Les archéologues ont mis au jour d'anciens ateliers industriels de la Basse Époque au début de l'époque ptolémaïque, ainsi qu'un cimetière romain, sur les sites de Kom al-Ahmar et Kom Wasit dans le delta occidental du Nil en Égypte. Le ministère du Tourisme et des Antiquités a annoncé la découverte mardi, mettant en avant un grand bâtiment industriel avec des salles dédiées au traitement du poisson et à la fabrication d'outils. Cette découverte jette un nouvel éclairage sur les réseaux commerciaux de la région.

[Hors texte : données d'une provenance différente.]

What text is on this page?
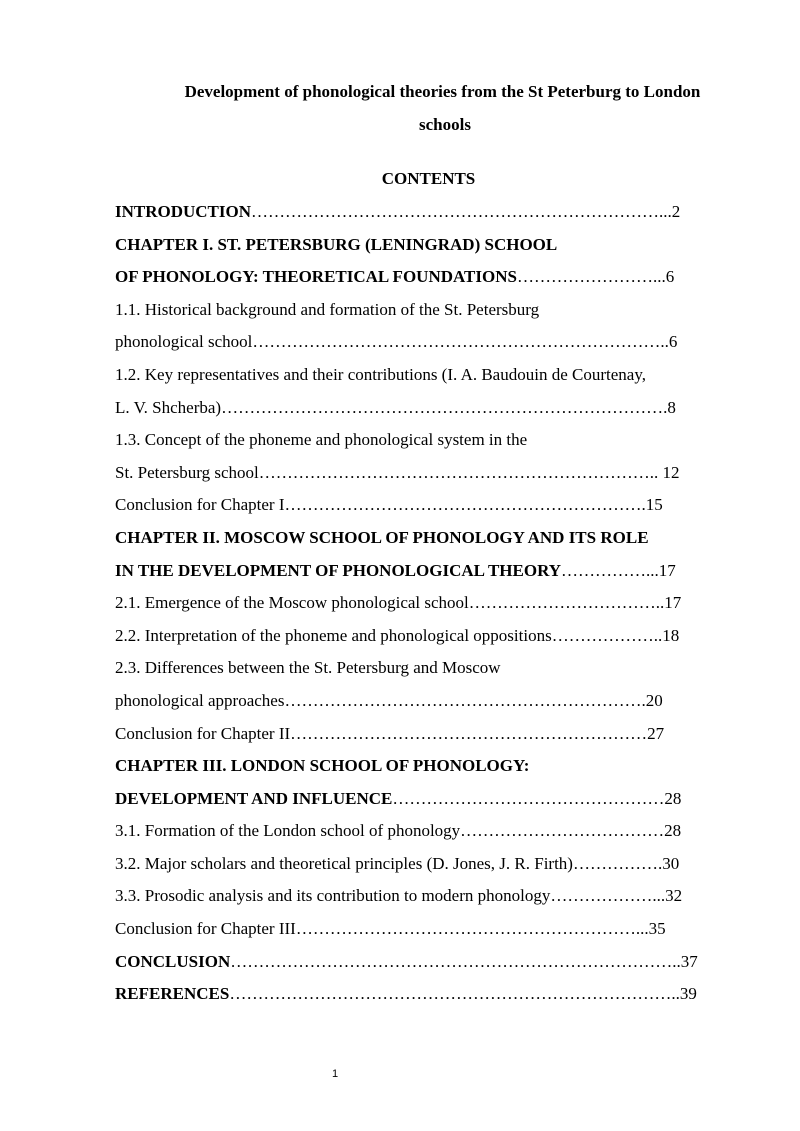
Development of phonological theories from the St Peterburg to London
schools
CONTENTS
INTRODUCTION………………………………………………………………...2
CHAPTER I. ST. PETERSBURG (LENINGRAD) SCHOOL
OF PHONOLOGY: THEORETICAL FOUNDATIONS……………………...6
1.1. Historical background and formation of the St. Petersburg
phonological school………………………………………………………………..6
1.2. Key representatives and their contributions (I. A. Baudouin de Courtenay,
L. V. Shcherba)…………………………………………………………………….8
1.3. Concept of the phoneme and phonological system in the
St. Petersburg school…………………………………………………………….. 12
Conclusion for Chapter I……………………………………………………….15
CHAPTER II. MOSCOW SCHOOL OF PHONOLOGY AND ITS ROLE
IN THE DEVELOPMENT OF PHONOLOGICAL THEORY……………...17
2.1. Emergence of the Moscow phonological school……………………………..17
2.2. Interpretation of the phoneme and phonological oppositions………………..18
2.3. Differences between the St. Petersburg and Moscow
phonological approaches……………………………………………………….20
Conclusion for Chapter II………………………………………………………27
CHAPTER III. LONDON SCHOOL OF PHONOLOGY:
DEVELOPMENT AND INFLUENCE…………………………………………28
3.1. Formation of the London school of phonology………………………………28
3.2. Major scholars and theoretical principles (D. Jones, J. R. Firth)…………….30
3.3. Prosodic analysis and its contribution to modern phonology………………...32
Conclusion for Chapter III……………………………………………………...35
CONCLUSION……………………………………………………………………..37
REFERENCES……………………………………………………………………..39
1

Une annonce passionnante d'une mission archéologique égypto-italienne a révélé des découvertes importantes dans le delta occidental du Nil en Égypte, près d'Alexandrie. Datant du Ve siècle av. J.-C., le site comprend un grand bâtiment industriel avec au moins six salles. Deux d'entre elles étaient consacrées au traitement massif de poisson, comme l'attestent les quelque 9 700 os de poisson retrouvés, signe d'une industrie florissante de poisson salé durant la Basse Époque et le début de l'époque ptolémaïque.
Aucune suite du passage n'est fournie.